Gravel is much more forgiving, Lundeby said.
Lake Hood has a gravel strip, but all nearby parking is reserved, and what may be available is about a half-mile taxi away, Apperson said.
The new 2,000-foot runway, on the south side of Merrill Field, is 60 feet wide and has enough parking spaces along its apron for 37 aircraft. All spaces have been leased at $50 a month, and a waiting list for about 40 more spaces has been established, Lundeby said.
The airport received federal grant money for the runway, which was augmented with state and city matching funds, Lundeby said.
Construction on the runway began last summer and was completed just before the first snowfall in October, Lundeby said. Other work, including new fencing and tie-down areas were completed in late November.
Reflectors are used to outline the runway and on taxiways at each end. Lundeby said lights may be added later.
The new runway will be good for business, as ski-equipped airplanes can be put on dollies and wheeled to any of the various aircraft maintenance shops at Merrill Field.
Before the new runway opened, Bush pilots were limited in where they could go for repairs. Sometimes, mechanics from Anchorage traveled to the airplanes needing repair, Apperson said.
"There are more mechanics and parts available in Anchorage,’’ Apperson said, adding that more dollars will be spent in Anchorage on shopping and entertainment. "It’s going to give people, especially in the villages, much more of an option than they had before.’’

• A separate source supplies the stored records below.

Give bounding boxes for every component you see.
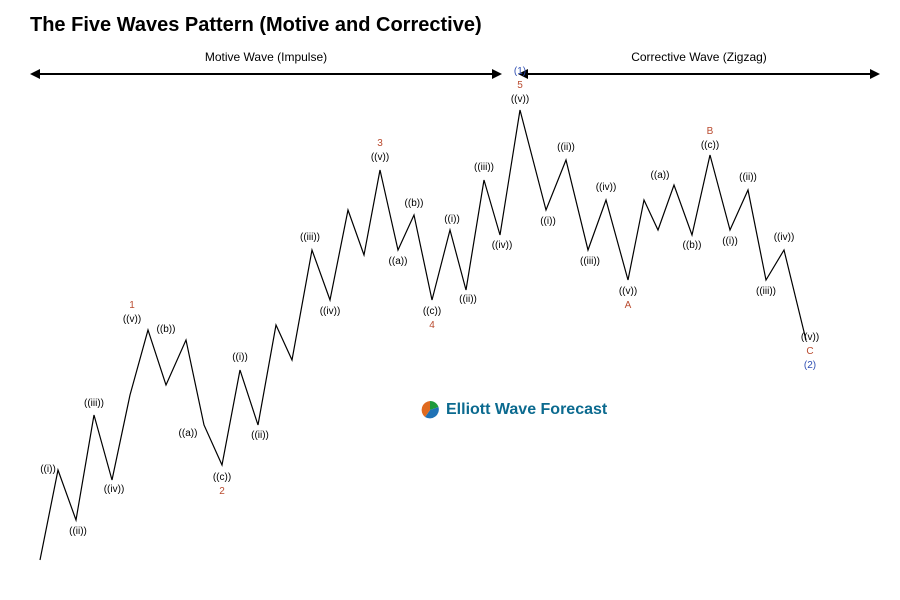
wave-label: C — [806, 347, 813, 357]
wave-label: ((i)) — [444, 215, 460, 225]
wave-label: A — [625, 301, 632, 311]
brand-text: Elliott Wave Forecast — [446, 401, 607, 419]
wave-label: ((b)) — [405, 199, 424, 209]
wave-label: ((v)) — [511, 95, 529, 105]
wave-label: ((v)) — [801, 333, 819, 343]
wave-label: ((iv)) — [596, 183, 617, 193]
wave-label: ((v)) — [619, 287, 637, 297]
wave-label: ((ii)) — [739, 173, 757, 183]
wave-label: ((v)) — [123, 315, 141, 325]
wave-label: ((iii)) — [300, 233, 320, 243]
wave-label: ((ii)) — [251, 431, 269, 441]
wave-label: ((c)) — [701, 141, 719, 151]
wave-label: 2 — [219, 487, 225, 497]
wave-label: ((i)) — [40, 465, 56, 475]
wave-label: ((iii)) — [580, 257, 600, 267]
wave-label: ((v)) — [371, 153, 389, 163]
brand-logo-icon — [420, 400, 440, 420]
wave-label: ((b)) — [683, 241, 702, 251]
wave-label: ((a)) — [651, 171, 670, 181]
wave-label: ((i)) — [232, 353, 248, 363]
wave-label: (2) — [804, 361, 816, 371]
wave-label: 3 — [377, 139, 383, 149]
wave-label: 5 — [517, 81, 523, 91]
wave-label: ((a)) — [179, 429, 198, 439]
wave-label: ((a)) — [389, 257, 408, 267]
wave-label: ((iii)) — [756, 287, 776, 297]
wave-label: ((i)) — [540, 217, 556, 227]
wave-label: ((iv)) — [774, 233, 795, 243]
wave-label: 1 — [129, 301, 135, 311]
wave-label: ((iv)) — [104, 485, 125, 495]
wave-label: ((ii)) — [557, 143, 575, 153]
wave-label: ((ii)) — [459, 295, 477, 305]
brand-mark: Elliott Wave Forecast — [420, 400, 607, 420]
wave-label: ((b)) — [157, 325, 176, 335]
wave-label: ((c)) — [213, 473, 231, 483]
wave-label: B — [707, 127, 714, 137]
wave-label: ((iv)) — [492, 241, 513, 251]
wave-label: ((c)) — [423, 307, 441, 317]
wave-label: ((iv)) — [320, 307, 341, 317]
wave-label: 4 — [429, 321, 435, 331]
wave-label: ((iii)) — [474, 163, 494, 173]
wave-label: ((i)) — [722, 237, 738, 247]
wave-label: (1) — [514, 67, 526, 77]
wave-label: ((ii)) — [69, 527, 87, 537]
wave-label: ((iii)) — [84, 399, 104, 409]
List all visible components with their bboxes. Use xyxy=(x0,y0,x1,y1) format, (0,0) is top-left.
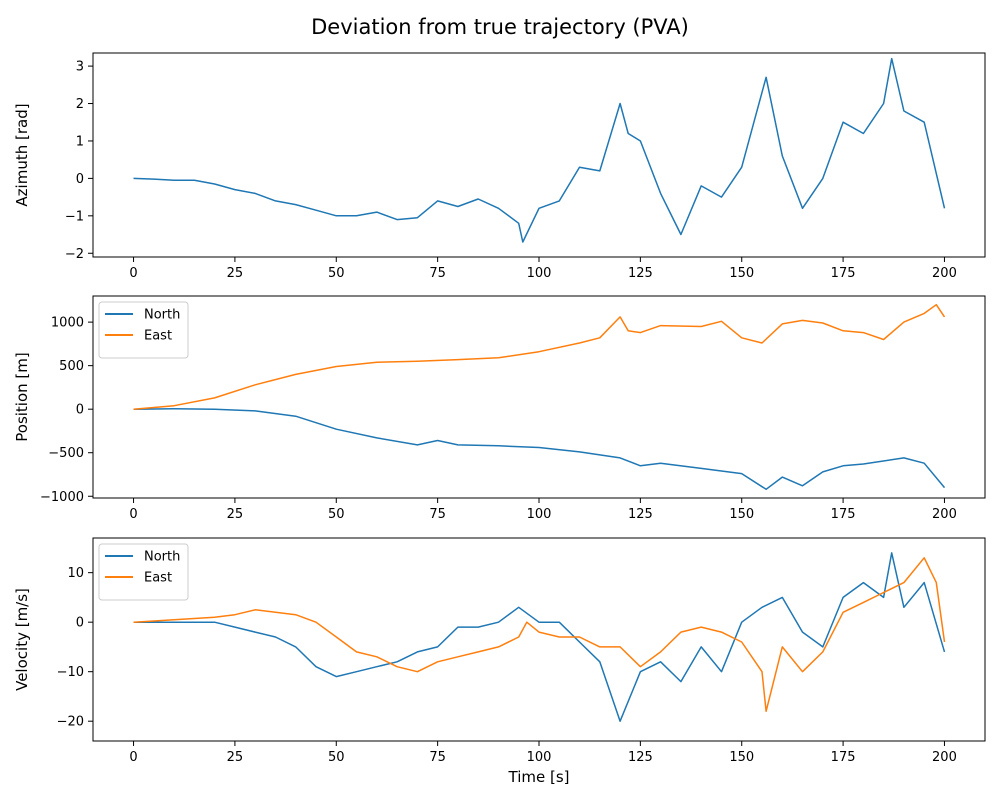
legend: North East xyxy=(98,301,189,359)
legend-label-north: North xyxy=(144,550,180,565)
x-tick-label: 150 xyxy=(729,750,754,765)
y-tick-label: −500 xyxy=(48,446,84,461)
x-tick-label: 200 xyxy=(932,266,957,281)
y-tick-label: 500 xyxy=(59,359,84,374)
legend-box xyxy=(98,301,189,359)
series-line-east xyxy=(133,303,946,410)
series-group xyxy=(133,303,946,491)
series-line-north xyxy=(133,552,946,722)
y-axis-label: Azimuth [rad] xyxy=(13,103,31,206)
x-tick-label: 75 xyxy=(429,507,446,522)
x-tick-label: 175 xyxy=(831,750,856,765)
y-tick-label: 2 xyxy=(76,97,84,112)
x-tick-label: 75 xyxy=(429,266,446,281)
legend: North East xyxy=(98,543,189,601)
x-tick-label: 200 xyxy=(932,507,957,522)
x-tick-label: 75 xyxy=(429,750,446,765)
x-tick-label: 25 xyxy=(227,750,244,765)
y-axis-label: Position [m] xyxy=(13,352,31,442)
y-tick-label: 3 xyxy=(76,60,84,75)
subplot-3: 0 25 50 75 100 125 150 175 200 −20 −10 0 10 Velocity … xyxy=(13,537,986,786)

Lundeby expects up to 20,000 take-offs and landings annually at the new strip, a number projected to double in the next two decades, he said.
Some of those numbers represent tundra tire-equipped aircraft already landing on the paved runway, Lundeby said.
The new runway, between 15th Avenue and Taxiway Quebec, uses the same flight pattern as existing runways at the airport.
"Aircraft won’t overfly any new residential areas,’’ Lundeby said.